FC Bolzano 1996
- Full name: Football Club Bolzano 1996
- Nickname(s): Biancorossi (The Red & White), Aquile (The Eagles)
- Founded: 1931; 94 years ago as Associazione Calcio Bolzano 1933 (refounded) 1937 (refounded) 1996 (refounded)
- Dissolved: 26 May 2017; 8 years ago (merged)
- Ground: Stadio Druso
- Capacity: 5,539
- 2014–15: Promozione/Bolzano, 10th
- Website: https://www.fcbolzano96.it/
| Home colours | Away colours |

= FC Bolzano 1996 =

Italian football club

Football Club Bolzano 1996, commonly known as FC Bolzano or simply Bolzano (/it/), was an Italian football club based in Bolzano, Trentino-Alto Adige/Südtirol. The club last competed in Promozione, the sixth tier of the Italian football league system, before merging in 2015 with Associazione Sportiva Dilettantistica Virtus Don Bosco, to form a new club called ASDC Virtus Bolzano. After the merger, the club did not dissolve immediately, continuing to operate its youth sector until 2017.

Founded as a football-only club in 1931 and known by its final name since 1996, FC Bolzano eventually expanded its activities to include other sports over the years.
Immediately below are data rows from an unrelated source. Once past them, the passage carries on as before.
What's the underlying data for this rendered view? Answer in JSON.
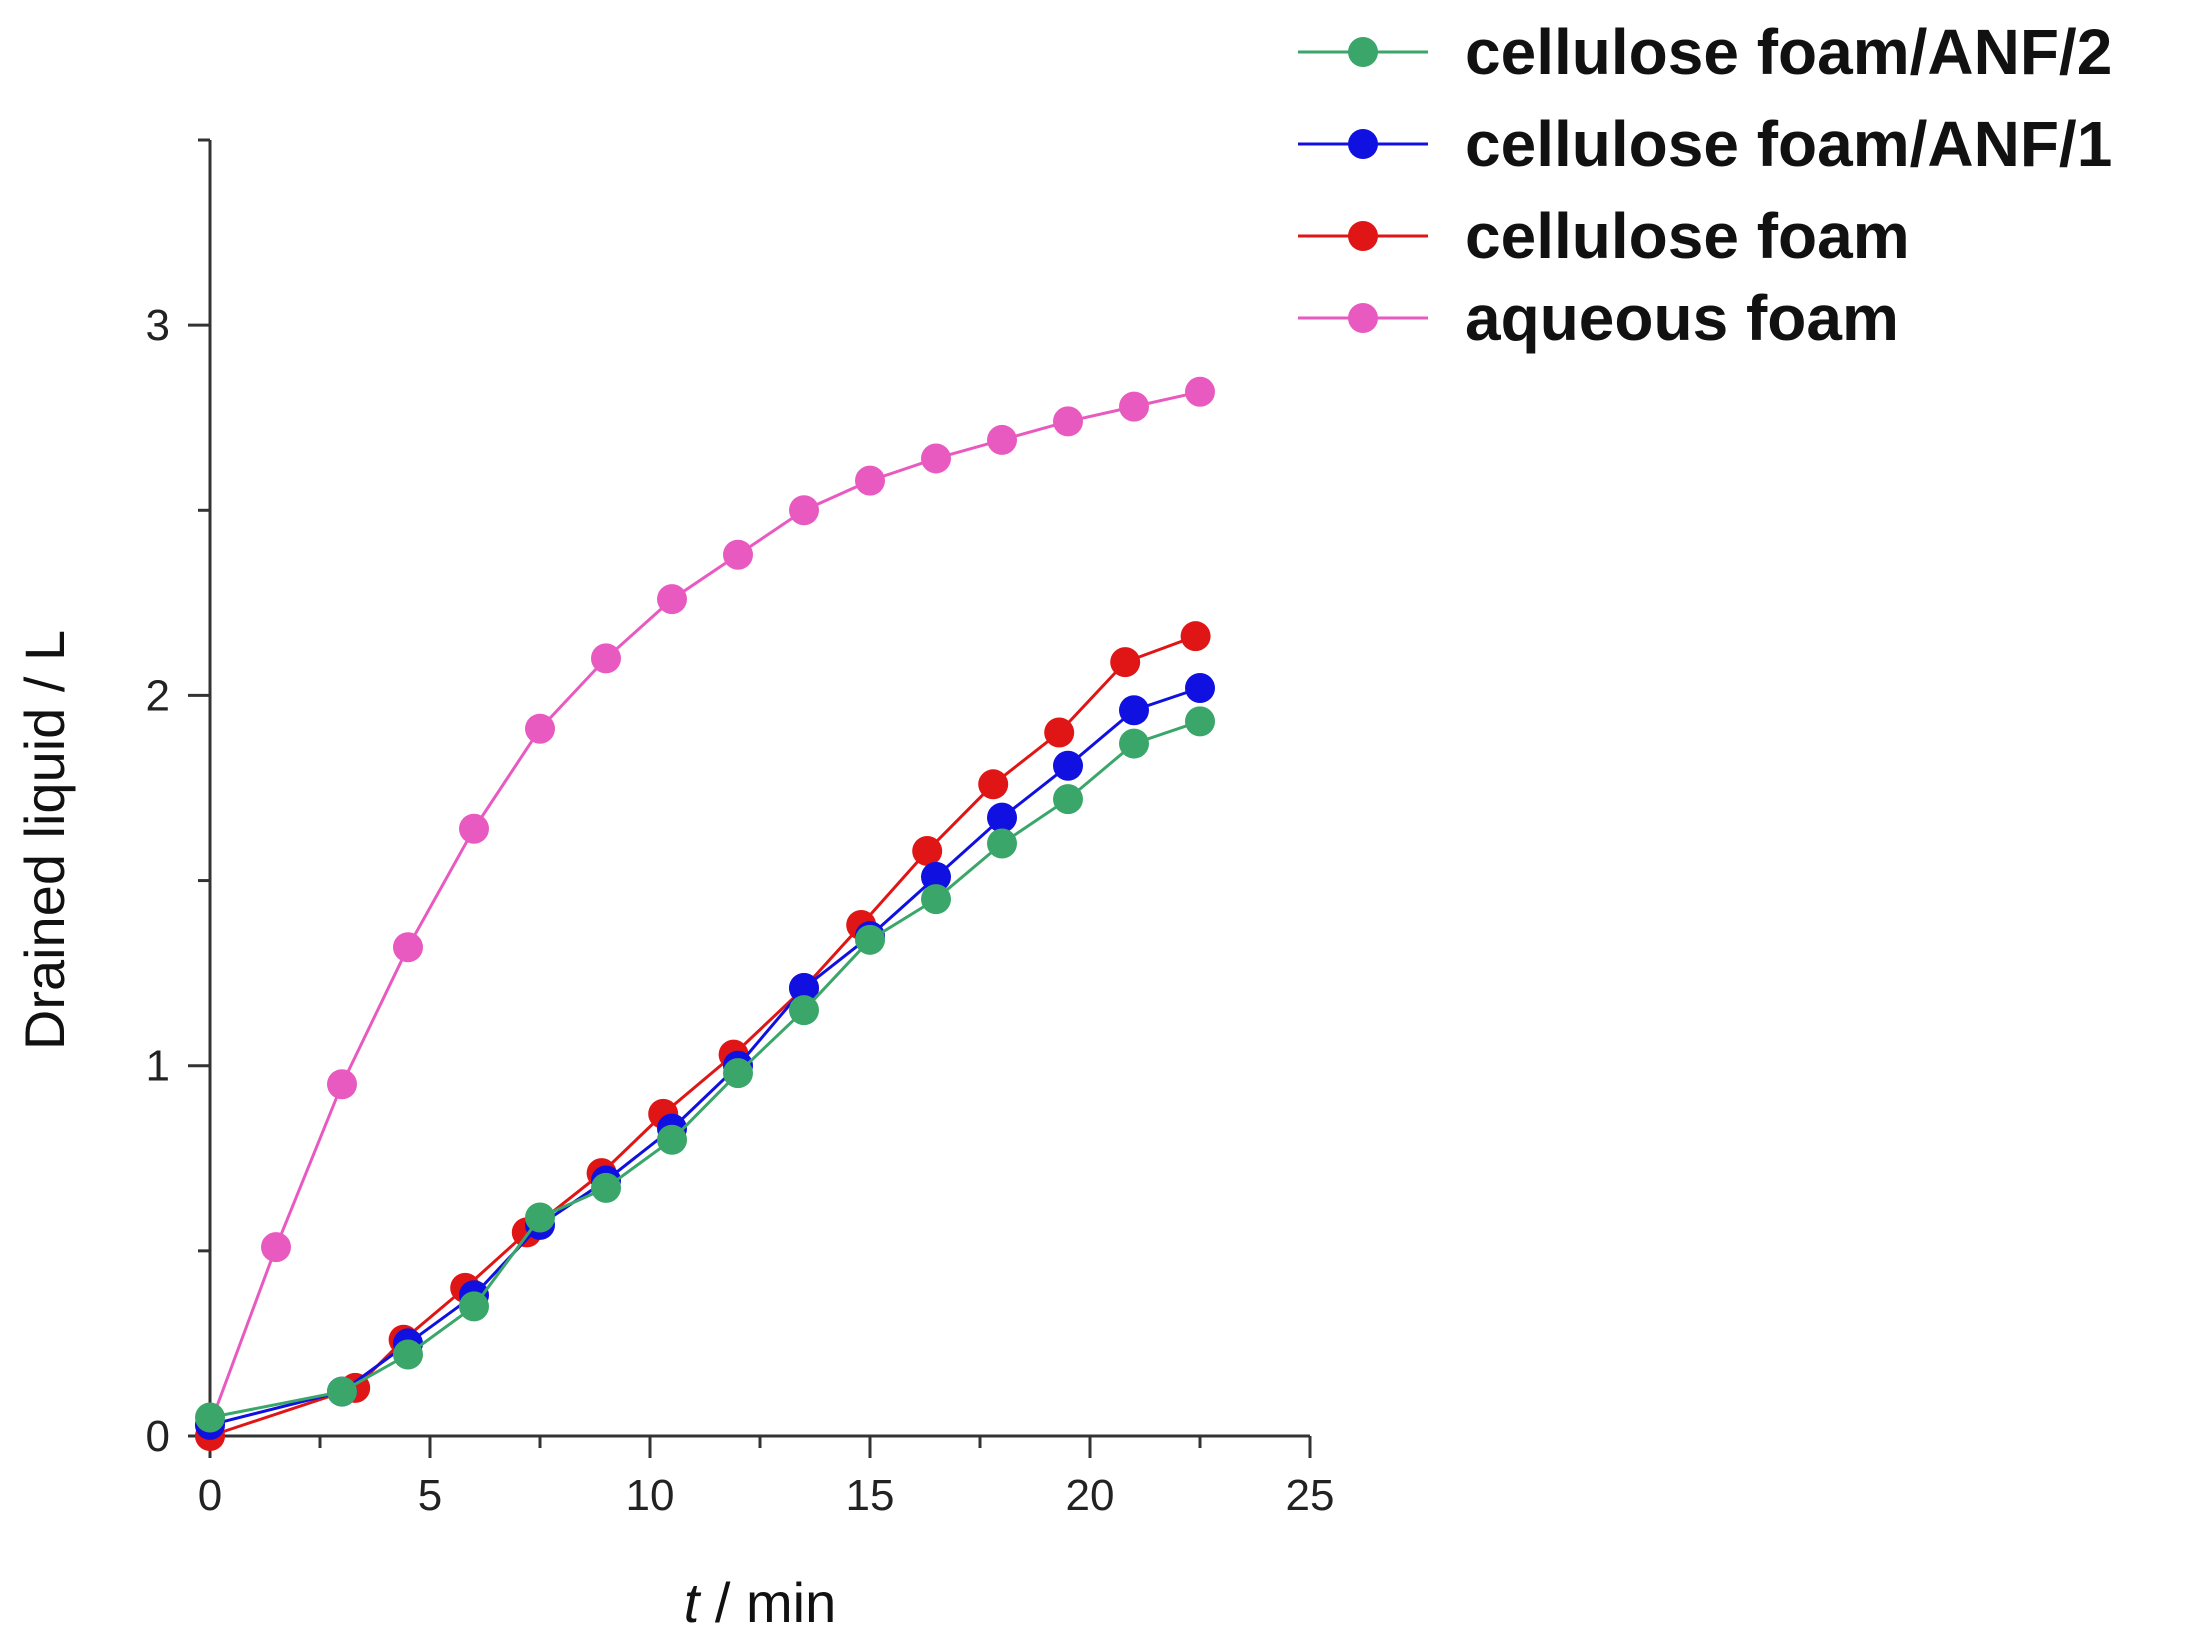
{
  "chart_data": {
    "type": "line",
    "xlabel_italic": "t",
    "xlabel_rest": " / min",
    "ylabel": "Drained liquid / L",
    "xlim": [
      0,
      25
    ],
    "ylim": [
      0,
      3.5
    ],
    "x_ticks": [
      0,
      5,
      10,
      15,
      20,
      25
    ],
    "y_ticks": [
      0,
      1,
      2,
      3
    ],
    "grid": false,
    "legend_position": "top-right",
    "series": [
      {
        "name": "cellulose foam/ANF/2",
        "color": "#3aa66a",
        "x": [
          0,
          3,
          4.5,
          6,
          7.5,
          9,
          10.5,
          12,
          13.5,
          15,
          16.5,
          18,
          19.5,
          21,
          22.5
        ],
        "y": [
          0.05,
          0.12,
          0.22,
          0.35,
          0.59,
          0.67,
          0.8,
          0.98,
          1.15,
          1.34,
          1.45,
          1.6,
          1.72,
          1.87,
          1.93
        ]
      },
      {
        "name": "cellulose foam/ANF/1",
        "color": "#1010e0",
        "x": [
          0,
          3,
          4.5,
          6,
          7.5,
          9,
          10.5,
          12,
          13.5,
          15,
          16.5,
          18,
          19.5,
          21,
          22.5
        ],
        "y": [
          0.03,
          0.12,
          0.25,
          0.38,
          0.57,
          0.69,
          0.83,
          1.0,
          1.21,
          1.35,
          1.51,
          1.67,
          1.81,
          1.96,
          2.02
        ]
      },
      {
        "name": "cellulose foam",
        "color": "#e01515",
        "x": [
          0,
          3.3,
          4.4,
          5.8,
          7.2,
          8.9,
          10.3,
          11.9,
          13.5,
          14.8,
          16.3,
          17.8,
          19.3,
          20.8,
          22.4
        ],
        "y": [
          0.0,
          0.13,
          0.26,
          0.4,
          0.55,
          0.71,
          0.87,
          1.03,
          1.21,
          1.38,
          1.58,
          1.76,
          1.9,
          2.09,
          2.16
        ]
      },
      {
        "name": "aqueous foam",
        "color": "#e85ac0",
        "x": [
          0,
          1.5,
          3,
          4.5,
          6,
          7.5,
          9,
          10.5,
          12,
          13.5,
          15,
          16.5,
          18,
          19.5,
          21,
          22.5
        ],
        "y": [
          0.03,
          0.51,
          0.95,
          1.32,
          1.64,
          1.91,
          2.1,
          2.26,
          2.38,
          2.5,
          2.58,
          2.64,
          2.69,
          2.74,
          2.78,
          2.82
        ]
      }
    ]
  }
}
It was the first club from Trentino-Alto Adige/Südtirol to compete in Serie B, the second tier of Italian football, although never during the era of a round-robin tournament. Until the 2022–23 season — when FC Südtirol made its debut in Serie B — no other team from the region had matched this achievement. For this reason, FC Bolzano held the most prominent footballing tradition in the region for over seventy years.